Gonorrhea (AKA The Clap) Is Excellent At Resisting Antibiotics
by Rina Shaikh-Lesko / NPR
People like to make jokes about gonorrhea.
Maybe it’s because this sexually transmitted disease is known as “the clap” (perhaps a reference to the French term “clapier,” meaning brothel, or to an early treatment – clapping a heavy object on the man’s sexual organ to get discharge to come out).
See More Images Of Neisseria Gonorrhea
As the old (and not very funny) joke goes, “if you spread it around, is it called applause?”
But a new study illustrates why this sexually transmitted disease is no laughing matter. Neisseria gonorrhoeae, the bacterium that causes gonorrhea, is developing resistance to the antibiotics that have successfully treated it for decades.
A global group of experts on sexually transmitted diseases published an article in the scientific journal, PLOS Medicine, outlining the challenges of drug-resistant gonorrhea.
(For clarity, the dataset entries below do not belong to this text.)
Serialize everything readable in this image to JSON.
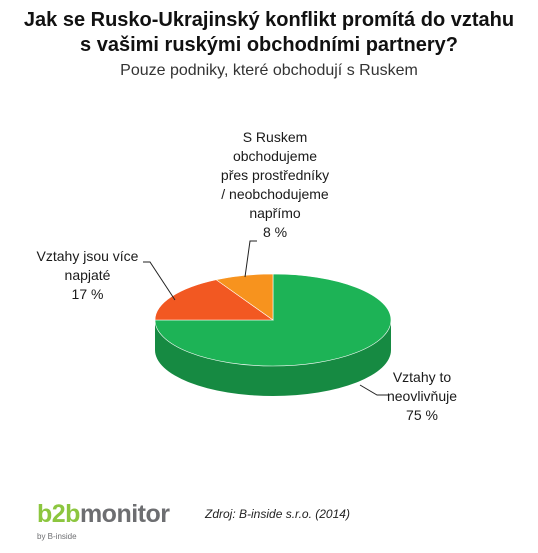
{
  "title_line1": "Jak se Rusko-Ukrajinský konflikt promítá do vztahu",
  "title_line2": "s vašimi ruskými obchodními partnery?",
  "subtitle": "Pouze podniky, které obchodují s Ruskem",
  "chart_data": {
    "type": "pie",
    "title": "Jak se Rusko-Ukrajinský konflikt promítá do vztahu s vašimi ruskými obchodními partnery?",
    "subtitle": "Pouze podniky, které obchodují s Ruskem",
    "slices": [
      {
        "label": "Vztahy to neovlivňuje",
        "value": 75,
        "value_label": "75 %",
        "color": "#1db356",
        "side_color": "#168a42"
      },
      {
        "label": "Vztahy jsou více napjaté",
        "value": 17,
        "value_label": "17 %",
        "color": "#f25822",
        "side_color": "#b8431a"
      },
      {
        "label": "S Ruskem obchodujeme přes prostředníky / neobchodujeme napřímo",
        "value": 8,
        "value_label": "8 %",
        "color": "#f7931e",
        "side_color": "#bd7017"
      }
    ],
    "label_lines": {
      "s0": [
        "Vztahy to",
        "neovlivňuje"
      ],
      "s1": [
        "Vztahy jsou více",
        "napjaté"
      ],
      "s2": [
        "S Ruskem",
        "obchodujeme",
        "přes prostředníky",
        "/ neobchodujeme",
        "napřímo"
      ]
    },
    "style": "3d"
  },
  "brand": {
    "name_a": "b2b",
    "name_b": "monitor",
    "by": "by B-inside"
  },
  "source": "Zdroj: B-inside s.r.o. (2014)"
}
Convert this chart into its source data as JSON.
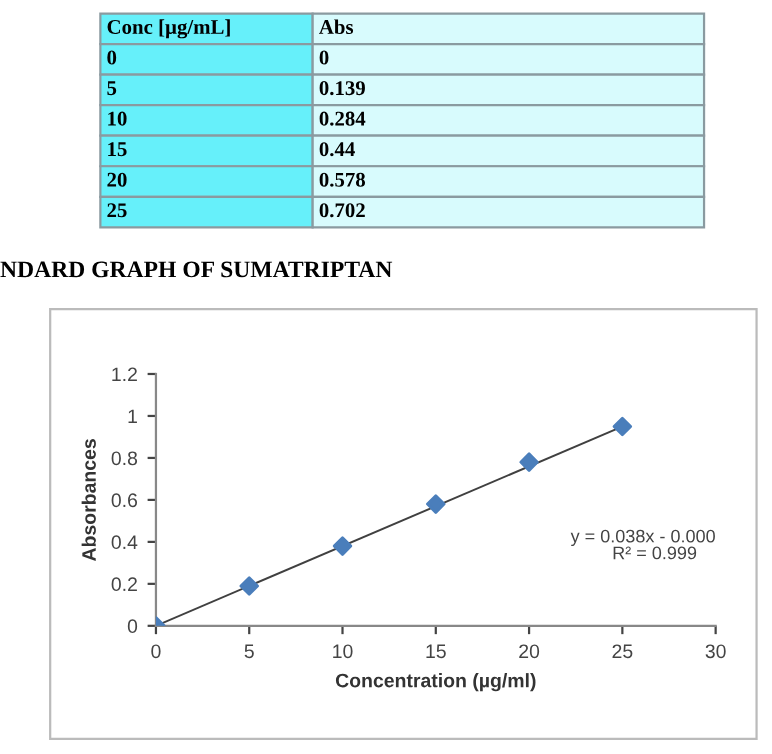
{
  "chart_data": {
    "type": "scatter",
    "title": "NDARD GRAPH OF SUMATRIPTAN",
    "xlabel": "Concentration (µg/ml)",
    "ylabel": "Absorbances",
    "x": [
      0,
      5,
      10,
      15,
      20,
      25
    ],
    "series": [
      {
        "color": "#4a7ebb",
        "values": [
          0,
          0.19,
          0.38,
          0.58,
          0.78,
          0.95
        ],
        "marker": "diamond"
      },
      {
        "type": "line",
        "color": "#404040",
        "x": [
          0,
          25
        ],
        "values": [
          0,
          0.95
        ],
        "marker": "none",
        "line_style": "solid"
      }
    ],
    "xlim": [
      0,
      30
    ],
    "xticks": [
      0,
      5,
      10,
      15,
      20,
      25,
      30
    ],
    "ylim": [
      0,
      1.2
    ],
    "yticks": [
      0,
      0.2,
      0.4,
      0.6,
      0.8,
      1,
      1.2
    ],
    "grid": false,
    "legend": false,
    "annotations": [
      "Conc [µg/mL]",
      "Abs",
      "0",
      "0",
      "5",
      "0.139",
      "10",
      "0.284",
      "15",
      "0.44",
      "20",
      "0.578",
      "25",
      "0.702",
      "y = 0.038x - 0.000",
      "R² = 0.999"
    ]
  }
}
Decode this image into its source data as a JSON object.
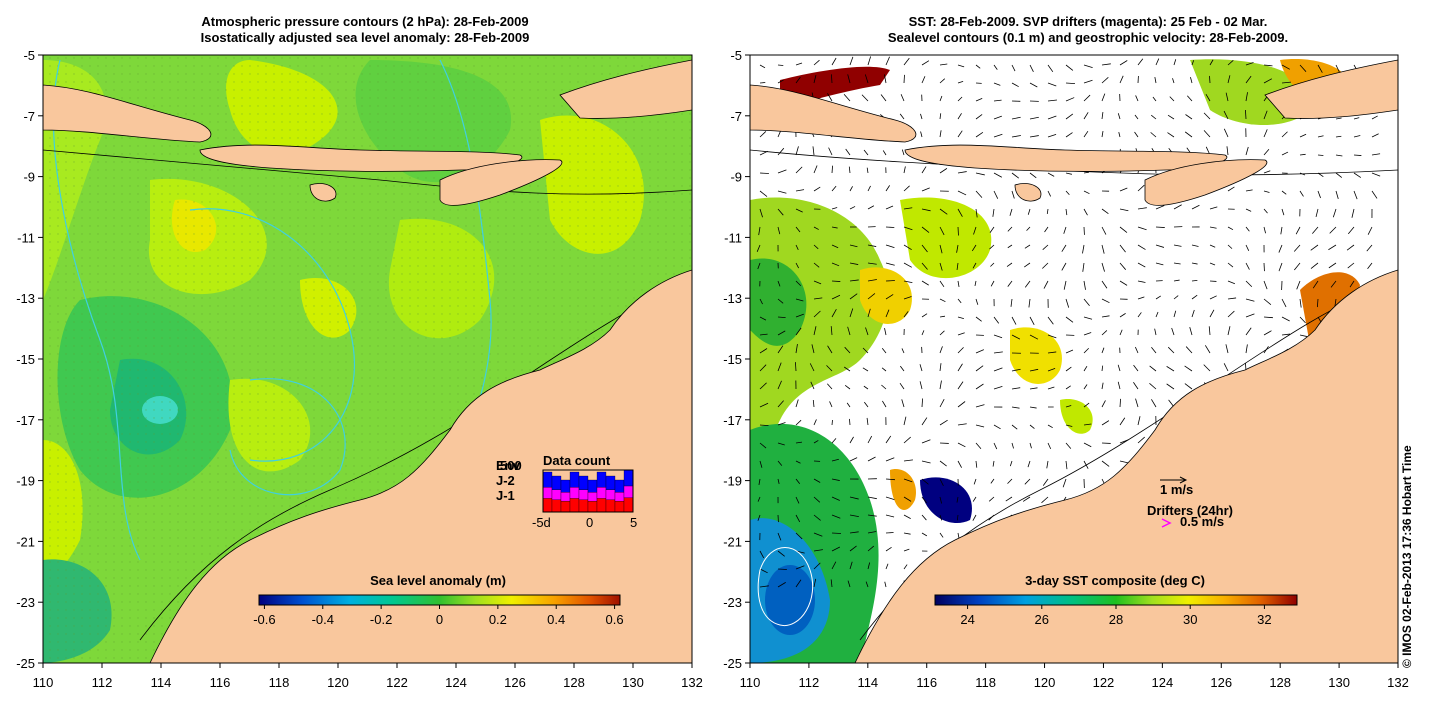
{
  "left_panel": {
    "title_line1": "Atmospheric pressure contours (2 hPa): 28-Feb-2009",
    "title_line2": "Isostatically adjusted sea level anomaly: 28-Feb-2009",
    "colorbar_title": "Sea level anomaly (m)",
    "colorbar_ticks": [
      "-0.6",
      "-0.4",
      "-0.2",
      "0",
      "0.2",
      "0.4",
      "0.6"
    ],
    "legend": {
      "labels": [
        "Env",
        "J-2",
        "J-1"
      ],
      "colors": [
        "#0000ff",
        "#ff00ff",
        "#ff0000"
      ],
      "data_count_title": "Data count",
      "count_label": "500",
      "x_ticks": [
        "-5d",
        "0",
        "5"
      ]
    }
  },
  "right_panel": {
    "title_line1": "SST: 28-Feb-2009. SVP drifters (magenta): 25 Feb - 02 Mar.",
    "title_line2": "Sealevel contours (0.1 m) and geostrophic velocity: 28-Feb-2009.",
    "colorbar_title": "3-day SST composite (deg C)",
    "colorbar_ticks": [
      "24",
      "26",
      "28",
      "30",
      "32"
    ],
    "velocity_scale_label": "1 m/s",
    "drifters_label": "Drifters (24hr)",
    "drifter_speed_label": "0.5 m/s"
  },
  "axes": {
    "x_ticks": [
      "110",
      "112",
      "114",
      "116",
      "118",
      "120",
      "122",
      "124",
      "126",
      "128",
      "130",
      "132"
    ],
    "y_ticks": [
      "-5",
      "-7",
      "-9",
      "-11",
      "-13",
      "-15",
      "-17",
      "-19",
      "-21",
      "-23",
      "-25"
    ]
  },
  "colors": {
    "land": "#f9c79d",
    "sla_cmap": [
      "#00007f",
      "#0040c0",
      "#00a0e0",
      "#00c8a0",
      "#20c040",
      "#80e020",
      "#c8f000",
      "#f0e000",
      "#f8a000",
      "#e05000",
      "#a01000"
    ],
    "sst_cmap": [
      "#000060",
      "#0030c0",
      "#00a0e0",
      "#00c080",
      "#20c020",
      "#a0e020",
      "#f0f000",
      "#f8c000",
      "#f08000",
      "#d04000",
      "#900000"
    ]
  },
  "copyright": "© IMOS 02-Feb-2013 17:36 Hobart Time"
}
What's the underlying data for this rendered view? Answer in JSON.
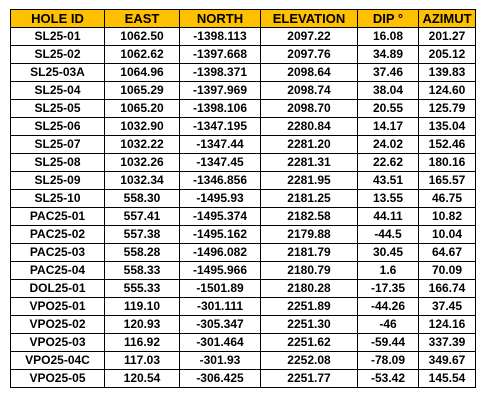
{
  "table": {
    "headers": [
      "HOLE ID",
      "EAST",
      "NORTH",
      "ELEVATION",
      "DIP °",
      "AZIMUT"
    ],
    "rows": [
      [
        "SL25-01",
        "1062.50",
        "-1398.113",
        "2097.22",
        "16.08",
        "201.27"
      ],
      [
        "SL25-02",
        "1062.62",
        "-1397.668",
        "2097.76",
        "34.89",
        "205.12"
      ],
      [
        "SL25-03A",
        "1064.96",
        "-1398.371",
        "2098.64",
        "37.46",
        "139.83"
      ],
      [
        "SL25-04",
        "1065.29",
        "-1397.969",
        "2098.74",
        "38.04",
        "124.60"
      ],
      [
        "SL25-05",
        "1065.20",
        "-1398.106",
        "2098.70",
        "20.55",
        "125.79"
      ],
      [
        "SL25-06",
        "1032.90",
        "-1347.195",
        "2280.84",
        "14.17",
        "135.04"
      ],
      [
        "SL25-07",
        "1032.22",
        "-1347.44",
        "2281.20",
        "24.02",
        "152.46"
      ],
      [
        "SL25-08",
        "1032.26",
        "-1347.45",
        "2281.31",
        "22.62",
        "180.16"
      ],
      [
        "SL25-09",
        "1032.34",
        "-1346.856",
        "2281.95",
        "43.51",
        "165.57"
      ],
      [
        "SL25-10",
        "558.30",
        "-1495.93",
        "2181.25",
        "13.55",
        "46.75"
      ],
      [
        "PAC25-01",
        "557.41",
        "-1495.374",
        "2182.58",
        "44.11",
        "10.82"
      ],
      [
        "PAC25-02",
        "557.38",
        "-1495.162",
        "2179.88",
        "-44.5",
        "10.04"
      ],
      [
        "PAC25-03",
        "558.28",
        "-1496.082",
        "2181.79",
        "30.45",
        "64.67"
      ],
      [
        "PAC25-04",
        "558.33",
        "-1495.966",
        "2180.79",
        "1.6",
        "70.09"
      ],
      [
        "DOL25-01",
        "555.33",
        "-1501.89",
        "2180.28",
        "-17.35",
        "166.74"
      ],
      [
        "VPO25-01",
        "119.10",
        "-301.111",
        "2251.89",
        "-44.26",
        "37.45"
      ],
      [
        "VPO25-02",
        "120.93",
        "-305.347",
        "2251.30",
        "-46",
        "124.16"
      ],
      [
        "VPO25-03",
        "116.92",
        "-301.464",
        "2251.62",
        "-59.44",
        "337.39"
      ],
      [
        "VPO25-04C",
        "117.03",
        "-301.93",
        "2252.08",
        "-78.09",
        "349.67"
      ],
      [
        "VPO25-05",
        "120.54",
        "-306.425",
        "2251.77",
        "-53.42",
        "145.54"
      ]
    ]
  },
  "colors": {
    "header_fill": "#ffc000",
    "border": "#000000",
    "text": "#000000"
  }
}
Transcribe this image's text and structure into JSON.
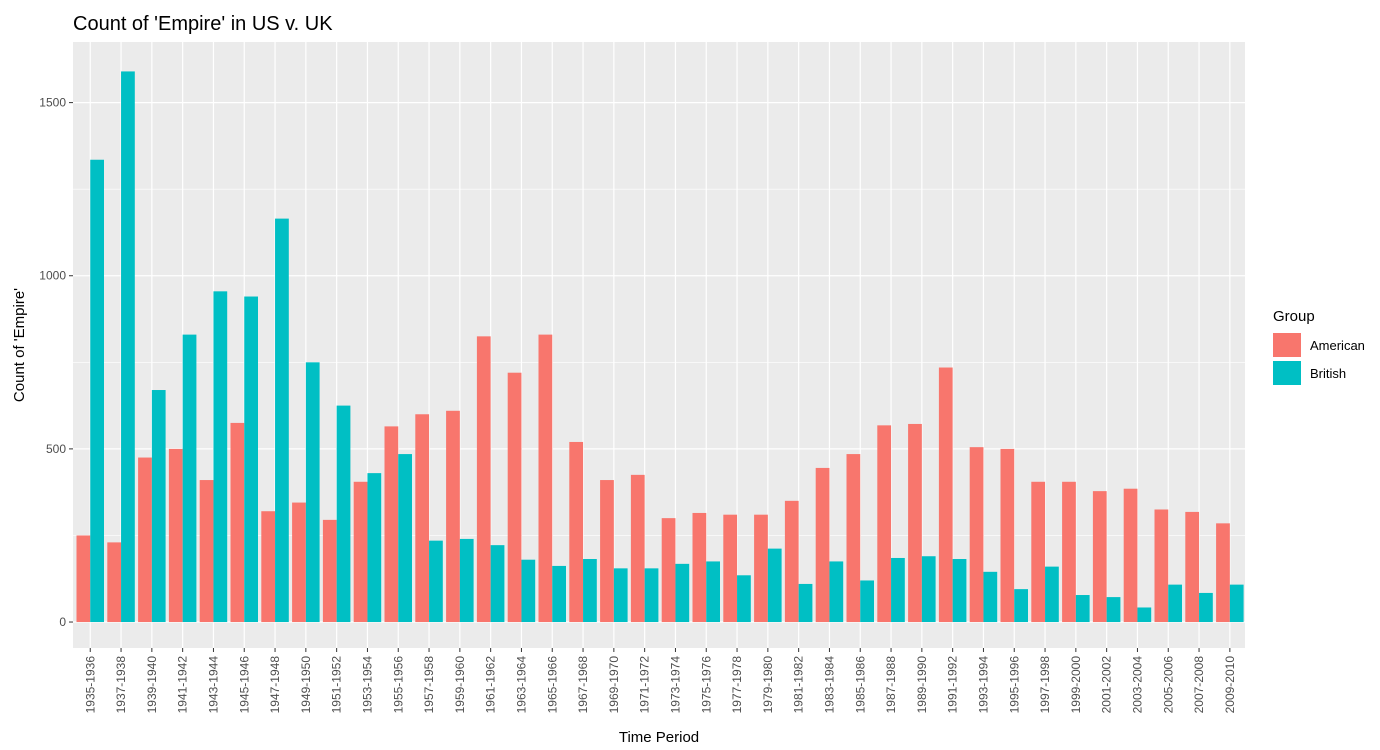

They surveyed 77 countries that participate in a global gonorrhea tracking program and found that more than 90 percent report some kind of antibiotic-resistant gonorrhea.
That’s bad news for patients. Because while gonorrhea doesn’t have the death toll that untreated HIV does — annual deaths from gonorrhea are about 2,300 — it still causes incalculable suffering. About 78 million adults contracted the disease in 2012, according to the World Health Organization. Symptoms include painful urination, itching and a pus-like discharge from the penis, vagina or anus, or a sore throat (in throat infections).